Float baby water entry with kristi u8hths

Float Baby owner Kristi Ison introducing a customer to the water.

FIRST THINGS FIRST: I AM NOT A MOTHER. I am the oldest of four, however, so I do have a particular set of mothering-ish skills. And I do like babies (when they're not in hysterics). Babies with chubby cheeks and the softest skin make for a great thing to coo at. 

So when a video popped up on my Facebook feed of a baby floating with what looked like an inner tube attached around its head, it hit me right in the feels. It was weirdly adorable—if I could’ve given the video a Yelp review, it would have definitely gotten 5 stars. I had to see for myself, in real life, what this floating baby thing was all about.

I soon learned that Float Baby in Memorial is the first baby spa in the U.S. that specializes in floating and massaging techniques for infants from two weeks to six months old. The act of floating is said to benefit cognitive development and strengthen the respiratory and cardiovascular systems of a baby. People have brought their tots from as far as Aruba to try out the program. Even without a baby, I wanted to see what all the hype—and cute videos—were about.

Walking in, I found a relaxing environment, with walls covered in simple, chic subway tile decorated with black and white renderings of sea creatures. Classes are limited to three babies (four, in the case of twins) so three mothers and one grandmother have their babies lying on mats pressed up together to make a square. The babies are undressed and weighed before each is carefully outfitted with a floatation device attached around their neck by owner Kristi Ison.

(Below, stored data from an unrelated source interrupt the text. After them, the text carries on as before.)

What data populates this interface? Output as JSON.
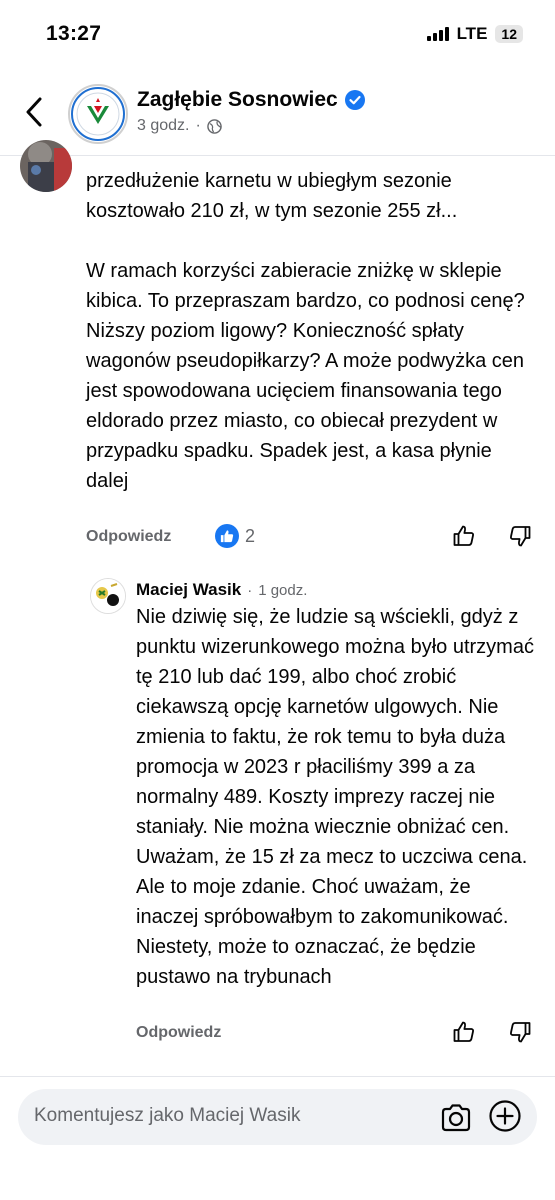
{
  "status_bar": {
    "time": "13:27",
    "network": "LTE",
    "battery": "12"
  },
  "header": {
    "page_name": "Zagłębie Sosnowiec",
    "time_ago": "3 godz.",
    "separator": "·"
  },
  "comment_main": {
    "text": "przedłużenie karnetu w ubiegłym sezonie kosztowało 210 zł, w tym sezonie 255 zł...\n\nW ramach korzyści zabieracie zniżkę w sklepie kibica. To przepraszam bardzo, co podnosi cenę? Niższy poziom ligowy? Konieczność spłaty wagonów pseudopiłkarzy? A może podwyżka cen jest spowodowana ucięciem finansowania tego eldorado przez miasto, co obiecał prezydent w przypadku spadku. Spadek jest, a kasa płynie dalej",
    "reply_label": "Odpowiedz",
    "like_count": "2"
  },
  "reply": {
    "author": "Maciej Wasik",
    "separator": "·",
    "time_ago": "1 godz.",
    "text": "Nie dziwię się, że ludzie są wściekli, gdyż z punktu wizerunkowego można było utrzymać tę 210 lub dać 199, albo choć zrobić ciekawszą opcję karnetów ulgowych. Nie zmienia to faktu, że rok temu to była duża promocja w 2023 r płaciliśmy 399 a za normalny 489. Koszty imprezy raczej nie staniały. Nie można wiecznie obniżać cen. Uważam, że 15 zł za mecz to uczciwa cena. Ale to moje zdanie. Choć uważam, że inaczej spróbowałbym to zakomunikować. Niestety, może to oznaczać, że będzie pustawo na trybunach",
    "reply_label": "Odpowiedz"
  },
  "composer": {
    "placeholder": "Komentujesz jako Maciej Wasik"
  },
  "colors": {
    "accent": "#1877f2",
    "secondary_text": "#65676b",
    "composer_bg": "#f0f2f5"
  }
}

There are three jet-infused tubs, so each float is a unique experience. The moms are encouraged to film, take photos and even FaceTime their child floating. Watching the babies aimlessly float around, their chubby cheeks resting on their head-floaties, they remind me of that one Cheerio you can’t seem to get on your spoon as they hit the sides of the tubs and get pushed back into the middle of the pool.

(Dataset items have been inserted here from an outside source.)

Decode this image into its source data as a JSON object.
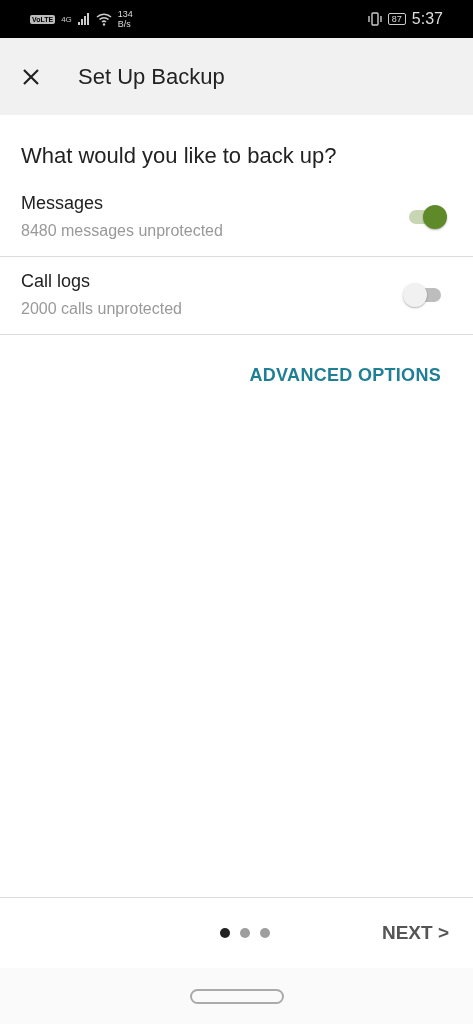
{
  "status_bar": {
    "volte": "VoLTE",
    "network": "4G",
    "speed": "134",
    "speed_unit": "B/s",
    "battery": "87",
    "time": "5:37"
  },
  "app_bar": {
    "title": "Set Up Backup"
  },
  "heading": "What would you like to back up?",
  "options": [
    {
      "title": "Messages",
      "subtitle": "8480 messages unprotected",
      "on": true
    },
    {
      "title": "Call logs",
      "subtitle": "2000 calls unprotected",
      "on": false
    }
  ],
  "advanced_link": "ADVANCED OPTIONS",
  "pager": [
    {
      "selected": true
    },
    {
      "selected": false
    },
    {
      "selected": false
    }
  ],
  "next_button": "NEXT >"
}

After floating for 20 minutes the babies are wrapped in a warm towel and they are taken back to the cushioned mats for an oil massage. Moms are guided on how to do the massage but also come to each other for advice. Ison shared the massage lesson live on Facebook for any interested moms at home to try, too. After the class, Ison explained to me that while the sessions help the children, she also believes they help the mothers share ideas and connect.

With talks of franchising (300 people have applied), she's hoping to get babies around the country floating in the near future. That sounds like great news for stressed-out infants, moms, and anyone who enjoys seeing giant baby heads bobbing serenely in a tub.